Experience teaches people to treat all chemicals with care and respect. Training new lab members on proper weighing, transfer, and cleanup gets reinforced daily. Well-run labs schedule risk assessments, keep spill kits within arm’s reach, and review chemical hygiene practices regularly. Peer learning and stories of near misses do more to drive safe habits than any standard operating procedure gathering dust on a shelf.
Regular updates on regulatory changes affecting pyridine derivatives, both for shipping and for workplace exposure, help avoid compliance surprises. The cost of a fine or a delayed shipment usually outweighs the few minutes needed to check the latest rules up front. Proactive documentation not only satisfies auditors but makes it easy to track down the cause of problems if they crop up.
2-pyridinecarboxylic acid, 3-amino-, forms a small part of the daily routine for many working chemists and researchers.
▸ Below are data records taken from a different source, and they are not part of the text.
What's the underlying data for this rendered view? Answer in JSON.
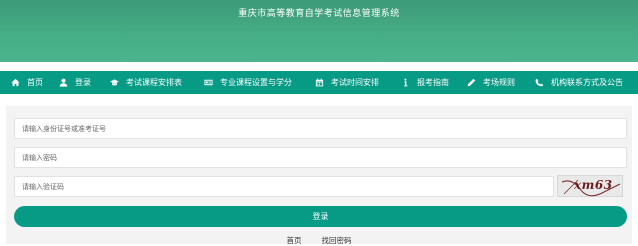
{
  "header": {
    "title": "重庆市高等教育自学考试信息管理系统"
  },
  "nav": {
    "items": [
      {
        "label": "首页",
        "icon": "home-icon"
      },
      {
        "label": "登录",
        "icon": "user-icon"
      },
      {
        "label": "考试课程安排表",
        "icon": "graduation-cap-icon"
      },
      {
        "label": "专业课程设置与学分",
        "icon": "id-card-icon"
      },
      {
        "label": "考试时间安排",
        "icon": "calendar-icon"
      },
      {
        "label": "报考指南",
        "icon": "info-icon"
      },
      {
        "label": "考场规则",
        "icon": "pencil-icon"
      },
      {
        "label": "机构联系方式及公告",
        "icon": "phone-icon"
      }
    ]
  },
  "form": {
    "id_placeholder": "请输入身份证号或准考证号",
    "password_placeholder": "请输入密码",
    "captcha_placeholder": "请输入验证码",
    "captcha_text": "xm63",
    "login_label": "登录"
  },
  "footer": {
    "home_link": "首页",
    "recover_link": "找回密码"
  },
  "colors": {
    "header_green": "#46ad86",
    "nav_teal": "#079b86",
    "button_teal": "#079b86"
  }
}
The best results often come out of collaboration. Sharing successful reaction setups, troubleshooting advice, or just small tweaks in protocol saves countless hours across the broader community.
Mentorship, both formal and informal, bridges the gap between rote learning and deep understanding. Seasoned researchers often pass along tips about handling, purification, or alternative suppliers, while newer team members bring new questions and a fresh look at persistent challenges. Academic conferences, online forums, and even casual conversations push the field ahead — stories mean more than bullet points in a catalog.
2-pyridinecarboxylic acid, 3-amino-, demonstrates what makes chemistry both demanding and rewarding. Its behavior in the lab rests on decades of observation and adjustment, guided by trust in quality, open sharing of experience, and responsible handling. Those who rely on pyridine derivatives every day know the value of a familiar, reliable building block — not just for productivity, but for advancing real science and tackling the challenges that come with discovery.